演 目
DrUのマル秘大実験
観劇日時/05.4.23
劇団名/劇団つくし
公演回数/第9回公演
原作/三ツ井悠花
演出/島田裕之
劇場/深川パトリアホール


ラストで曙光がみえた鐘下戯曲

 小学5年から高校生の子どもたちが創った、1時間半の舞台。テーマは家庭。様々な環境で家族や両親から孤立したと思い込んだ男女四人の中学生が、インターネットのチャットで意気投合し、資産家の娘の今は使われていない山小屋へ集団家出をする。
そこで共同生活をするうちに、TVが誘拐事件として報じる。

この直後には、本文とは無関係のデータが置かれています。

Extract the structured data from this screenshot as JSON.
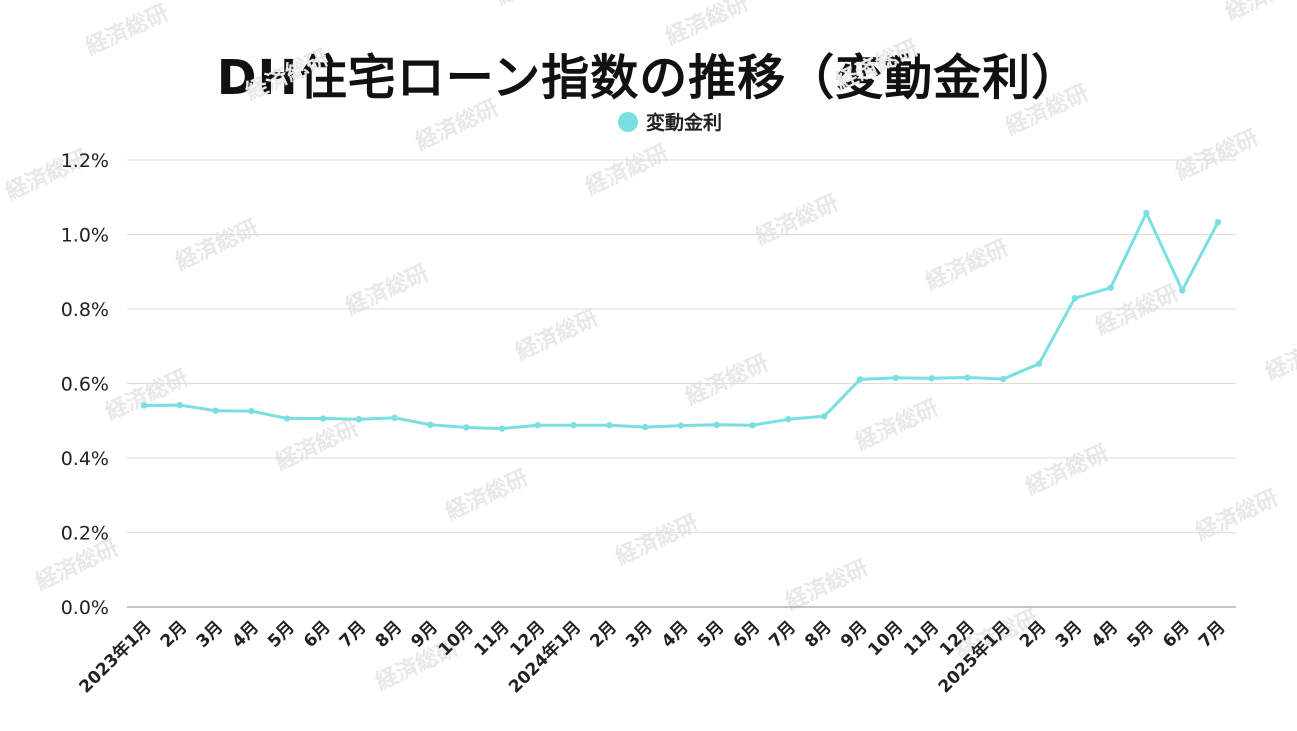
{
  "chart_data": {
    "type": "line",
    "title": "DH住宅ローン指数の推移（変動金利）",
    "categories": [
      "2023年1月",
      "2月",
      "3月",
      "4月",
      "5月",
      "6月",
      "7月",
      "8月",
      "9月",
      "10月",
      "11月",
      "12月",
      "2024年1月",
      "2月",
      "3月",
      "4月",
      "5月",
      "6月",
      "7月",
      "8月",
      "9月",
      "10月",
      "11月",
      "12月",
      "2025年1月",
      "2月",
      "3月",
      "4月",
      "5月",
      "6月",
      "7月"
    ],
    "series": [
      {
        "name": "変動金利",
        "color": "#7adfe0",
        "values": [
          0.541,
          0.542,
          0.527,
          0.526,
          0.506,
          0.506,
          0.504,
          0.508,
          0.489,
          0.482,
          0.479,
          0.488,
          0.488,
          0.488,
          0.483,
          0.487,
          0.489,
          0.488,
          0.504,
          0.512,
          0.611,
          0.615,
          0.614,
          0.616,
          0.612,
          0.653,
          0.829,
          0.857,
          1.058,
          0.85,
          1.033
        ]
      }
    ],
    "yticks": [
      "0.0%",
      "0.2%",
      "0.4%",
      "0.6%",
      "0.8%",
      "1.0%",
      "1.2%"
    ],
    "ylim": [
      0,
      1.2
    ],
    "y_unit": "%",
    "grid": true,
    "legend": "top-center"
  },
  "watermark": "経済総研"
}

そこに映された子どもたちを案じる両親や家族の心情を知り、無事帰宅するまでの顛末を描く。
細かな描写にややリアィティの欠ける部分があるし、ご都合主義の運びではあるけれども、子どもたちのある一つの心象風景を表わして好感がもてた。
家族という概念がなくなった100年後の管理された人間世界での社会学者が、100年前のつまり現在の家族というものの実態調査をするという大枠が付けられているのだが、これは、そういう未来に危機意識をもった作者たちの思いの表れであろう。しかし残念ながらその構成はあまり巧くいかず、分かり難くなっていたのは心残りだ。
その上、思い入れの強い自己満足の演技で、すっかり間延びのした芝居になってしまった。たぶん稽古時間の不足だと思うが、その甘さが気になった。